Une semaine après la naissance de son deuxième enfant, Abdul Jamel Louis Jones, Precisous décide de prendre sa vie en main. Elle commence par fuir le domicile maternel et se retrouve dans les rues de Harlem, sans lieu pour vivre. Peu de temps après, elle apprend que son père l'a contaminée avec H.I.V.
Elle s'inscrit, grâce à son ancienne directrice, dans une école parallèle, Apprendre de chacun - Apprendre à chacun. Cette institution est dédiée à l'apprentissage de la lecture et de l'écriture en vue de la réinsertion sociale. Et avec l'aide d'une professeur douée nommée Blue Avers (Rain, en VO), Precious va apprendre. Elle apprend à écrire ses propres expériences et à les transformer en poésie. Elle se joint également à un groupe de soutien aux survivants d'inceste et à un groupe de soutien positif pour H.I.V. Elle gagne des amis, l'estime de soi et l'espoir d'un jour aller au collège. "Poussez", lui dit l'ambulancier quand elle accouche. "Poussez", dit sa professeur, quand elle désespère de faire quelque chose de sa vie
Push est un roman que l'on peut qualifier de naturaliste. Sapphire s'est inspirée de son propre vécu et des attouchements sexuels qu'elle a subits étant plus jeune, pour étayer le personnage de Precious. Pendant sept ans, la romancière a travaillé dans des ateliers d'alphabétisation pour adolescents maltraités à Harlem. Elle s'appuie donc, là encore, sur son expérience personnelle pour rendre plus vraisemblable son roman, qui se fait dès lors, le reflet d'une époque et d'une communauté.
Mais ce roman est aussi jonché d'éléments narratifs issus du conte de fée. En effet Precious présente sa mère comme une ogresse qui ne fait que manger et l'engraisser. Lorsque la tension familiale atteint son paroxysme, elle s'évade dans son esprit, qui devient un téléviseur, joue et rejoue des vidéos qui lui offrent un bref répit des réalités sombres de sa vie quotidienne. Dans ces rêveries, elle est mince, pas grosse ; blanche, pas noire ; aimée, pas ridiculisée ni battue. La jeune fille est alors l'archétype de la jeune héroïne de conte de fées, maltraitée par sa famille et qui n'aspire qu'à s'échapper et se réinventer.
Sapphire appartient ce qu'on appelle la Troisième Vague du féminisme noir, à savoir une génération dite "hip-hop", ouvertement queer ou du moins en adéquation avec les revendications homosexuelles, post-droits civiques, et post-féministe. Il ne s'agit pas d'un rejet du féminisme mais d'un hommage appuyé aux générations précédentes.

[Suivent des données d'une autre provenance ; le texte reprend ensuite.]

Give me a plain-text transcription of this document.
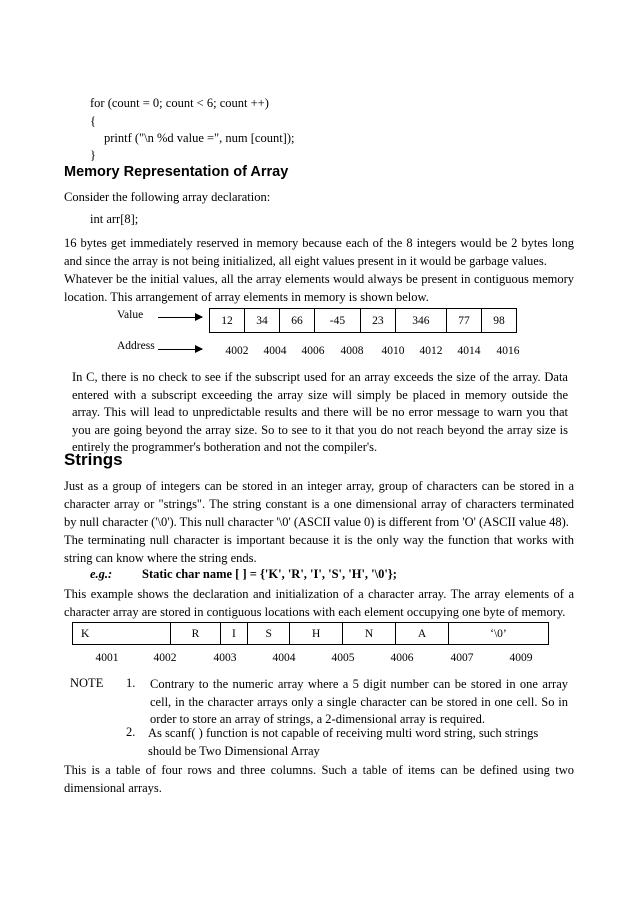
for (count = 0; count < 6; count ++)
{
printf ("\n %d value =", num [count]);
}
Memory Representation of Array
Consider the following array declaration:
int arr[8];
16 bytes get immediately reserved in memory because each of the 8 integers would be 2 bytes long and since the array is not being initialized, all eight values present in it would be garbage values.
Whatever be the initial values, all the array elements would always be present in contiguous memory location. This arrangement of array elements in memory is shown below.
Value	12	34	66	-45	23	346	77	98
Address	4002	4004	4006	4008	4010	4012	4014	4016
In C, there is no check to see if the subscript used for an array exceeds the size of the array. Data entered with a subscript exceeding the array size will simply be placed in memory outside the array. This will lead to unpredictable results and there will be no error message to warn you that you are going beyond the array size. So to see to it that you do not reach beyond the array size is entirely the programmer's botheration and not the compiler's.
Strings
Just as a group of integers can be stored in an integer array, group of characters can be stored in a character array or "strings". The string constant is a one dimensional array of characters terminated by null character ('\0'). This null character '\0' (ASCII value 0) is different from 'O' (ASCII value 48).
The terminating null character is important because it is the only way the function that works with string can know where the string ends.
e.g.: Static char name [ ] = {'K', 'R', 'I', 'S', 'H', '\0'};
This example shows the declaration and initialization of a character array. The array elements of a character array are stored in contiguous locations with each element occupying one byte of memory.
K	R	I	S	H	N	A	‘\0’
4001	4002	4003	4004	4005	4006	4007	4009
NOTE 1. Contrary to the numeric array where a 5 digit number can be stored in one array cell, in the character arrays only a single character can be stored in one cell. So in order to store an array of strings, a 2-dimensional array is required.
2. As scanf( ) function is not capable of receiving multi word string, such strings should be Two Dimensional Array
This is a table of four rows and three columns. Such a table of items can be defined using two dimensional arrays.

Alice Walker (1944-) en est la digne représentante. Elle développe une réflexion sur le silence imposé aux femmes noires en matière de politique sexuelle et raciale, en déconstruisant les stéréotypes racistes qui circulent sur leur sexualité, qui interdisent l'appropriation de leur propre corps, de leur parole comme de leur désirs et plaisirs.

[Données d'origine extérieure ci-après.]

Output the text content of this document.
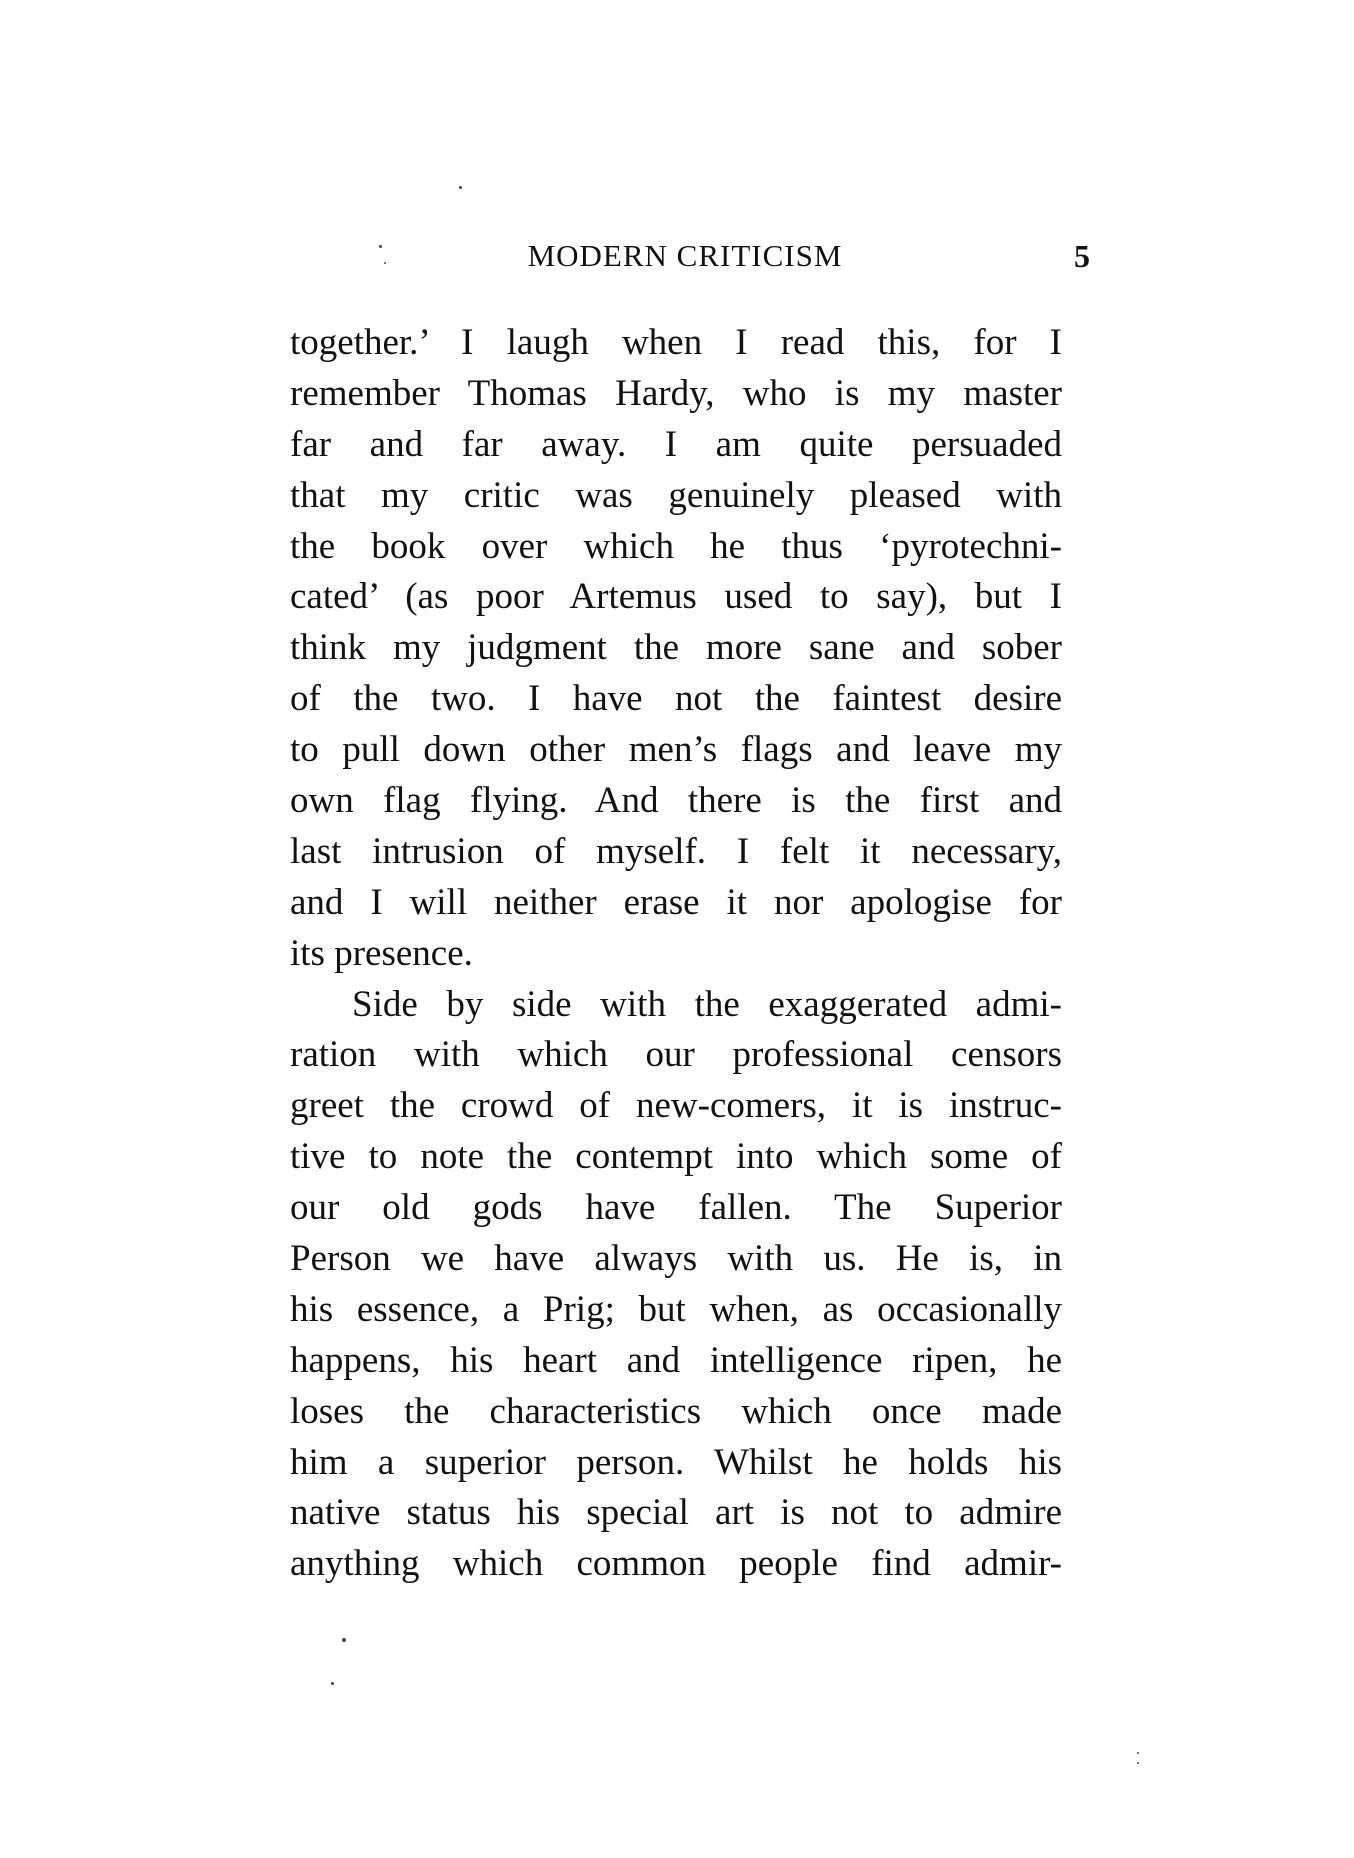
MODERN CRITICISM	5
together.’ I laugh when I read this, for I
remember Thomas Hardy, who is my master
far and far away. I am quite persuaded
that my critic was genuinely pleased with
the book over which he thus ‘pyrotechni-
cated’ (as poor Artemus used to say), but I
think my judgment the more sane and sober
of the two. I have not the faintest desire
to pull down other men’s flags and leave my
own flag flying. And there is the first and
last intrusion of myself. I felt it necessary,
and I will neither erase it nor apologise for
its presence.
Side by side with the exaggerated admi-
ration with which our professional censors
greet the crowd of new-comers, it is instruc-
tive to note the contempt into which some of
our old gods have fallen. The Superior
Person we have always with us. He is, in
his essence, a Prig; but when, as occasionally
happens, his heart and intelligence ripen, he
loses the characteristics which once made
him a superior person. Whilst he holds his
native status his special art is not to admire
anything which common people find admir-
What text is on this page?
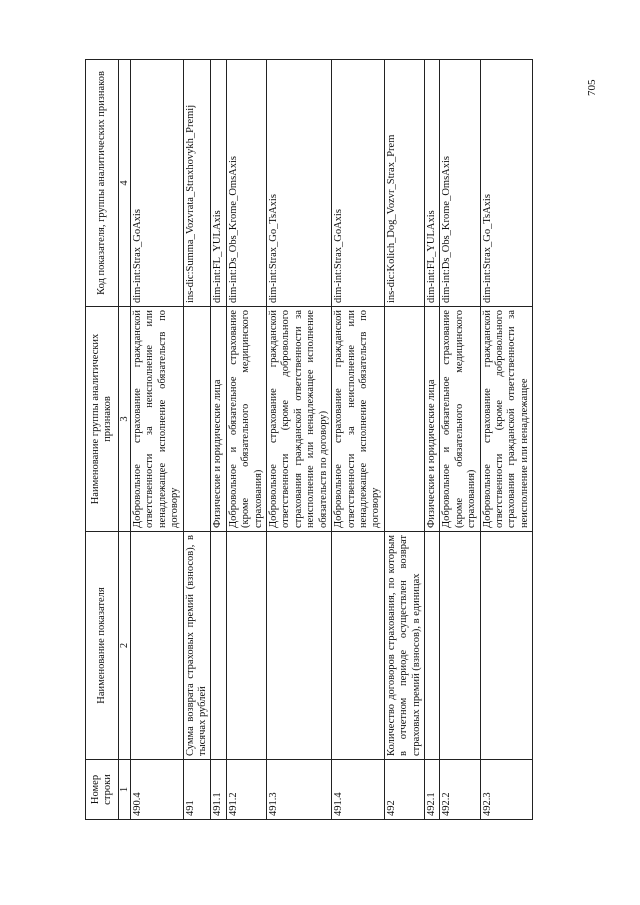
Номер строки	Наименование показателя	Наименование группы аналитических признаков	Код показателя, группы аналитических признаков
1	2	3	4
490.4		Добровольное страхование гражданской ответственности за неисполнение или ненадлежащее исполнение обязательств по договору	dim-int:Strax_GoAxis
491	Сумма возврата страховых премий (взносов), в тысячах рублей		ins-dic:Summa_Vozvrata_Straxhovykh_Premij
491.1		Физические и юридические лица	dim-int:FL_YULAxis
491.2		Добровольное и обязательное страхование (кроме обязательного медицинского страхования)	dim-int:Ds_Obs_Krome_OmsAxis
491.3		Добровольное страхование гражданской ответственности (кроме добровольного страхования гражданской ответственности за неисполнение или ненадлежащее исполнение обязательств по договору)	dim-int:Strax_Go_TsAxis
491.4		Добровольное страхование гражданской ответственности за неисполнение или ненадлежащее исполнение обязательств по договору	dim-int:Strax_GoAxis
492	Количество договоров страхования, по которым в отчетном периоде осуществлен возврат страховых премий (взносов), в единицах		ins-dic:Kolich_Dog_Vozvr_Strax_Prem
492.1		Физические и юридические лица	dim-int:FL_YULAxis
492.2		Добровольное и обязательное страхование (кроме обязательного медицинского страхования)	dim-int:Ds_Obs_Krome_OmsAxis
492.3		Добровольное страхование гражданской ответственности (кроме добровольного страхования гражданской ответственности за неисполнение или ненадлежащее	dim-int:Strax_Go_TsAxis
705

Sapphire est très imprégnée de idées d'
Alice Walker. Precious exprime un certain plaisir qu'elle a ressenti, voire les orgasmes qu'elle a pu avoir, alors même qu'elle se faisait violer. Les normes implosent. La figure homosexuelle est importante dans le livre. En entrant dans sa nouvelle école, Precious côtoie des jeunes femmes au parcours douloureux. Elle y rencontre Jermain, qu'elle présente d'emblée comme n'étant pas certaine que ce soit une fille comme elle (p.63). Aussi, Mademoiselle Avers, qui est lesbienne, lui rappelle que les homosexuels ne sont pas à stigmatiser, comme le fait par exemple Farrakhan : "[...] sauf que je suis pas gouine comme Célie [personnage principale de
la Couleur pourpre, écrit par
Alice Walker]. Mais juste quand je vais pour causer de ces conneries, dire à la classe ce que la Petite Élite et Farrakhan disent des gouines, Mrs Avers me dit que si j'aime pas les homosexuelles elle pense que je l'aime pas non plus pasqu'elle l'est. Ça me l'a coupée. Pis je me la suis fermée. Tant pis pour Farrakhan. Je crois encore Allah et les machins. Je pense que je crois encore tout. Mrs Avers dit que les homosexuelles c'est pas elles qui m'ont violée, xé pas les homosexuelles qui m'ont laissée sans rien apprendre pendant seize ans, pas les homosexuelles qui bousillent Harlem." (P.104)
Au vue de la remise en contexte, on pourrait penser que
Push de Sapphire est un roman de revendications, aussi bien de la communauté africaine-américaine que des féministes. Oui, mais pas que. Il ne s'agit pas d'un manifeste et le livre ne prend pas vraiment position. Il pose un constat : derrière la question raciale se dissimule la question sociale.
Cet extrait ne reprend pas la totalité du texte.